Railway station in Campeche, Mexico

Escárcega is a train station located in the Mexican city of Escárcega, Campeche.

== Tren Maya ==
Andrés Manuel López Obrador announced during his 2018 presidential candidate the Tren Maya project. On 13 August 2018, he announced the complete outline. The route of the new Tren Maya put Escárcega on the route that would connect with Palenque railway station and Escárcega.

The station is located on land owned by the Ferrocarril Transístmico, next to a rice mill. Its demand will be of a social and logistical nature, it will have three tracks and two platforms.

== Characteristics of the station ==
The design of the station mixes a set of large sloping roofs of different shapes and sizes, porticoed areas, large overhangs and covered terraces.

The station will be single-level. The main accessway will be a covered and landscaped walkway that leads to a general lobby where technical areas, platforms, and public and commercial areas are connected.

Its finishes will be made of limestone and tropical wood.
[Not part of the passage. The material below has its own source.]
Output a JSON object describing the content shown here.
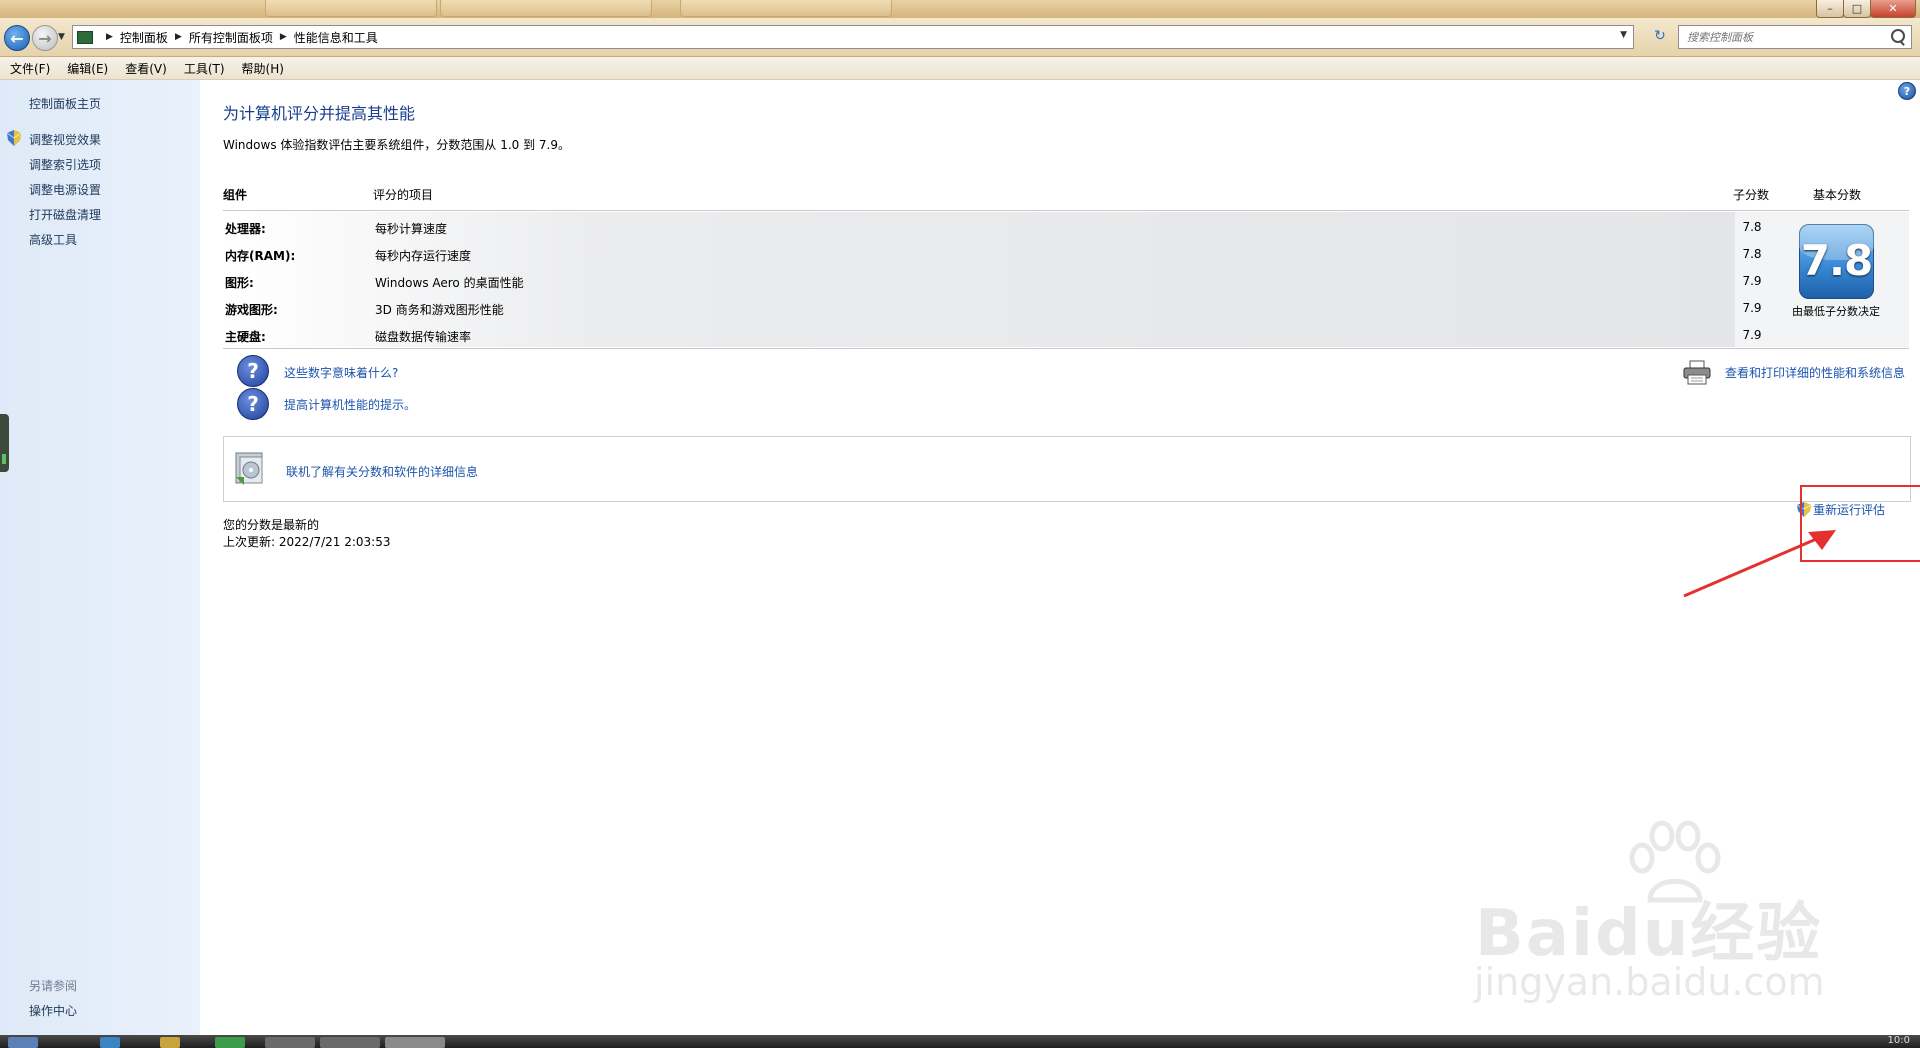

The limestone alludes to Mayan architecture, while the wood alludes to the logging camps that played a key role in the development of Escárcega.

The lattices will be made of rubber, a material that also played a key role in the history of Escárcega. A multimodal zone will be located on one side of the technical area, where bus, taxi, motorcycle and bicycle services will be provided.

The station will be surrounded by gardens and covered walkways. It is intended to be part of a new urban center with a park, centered on the station.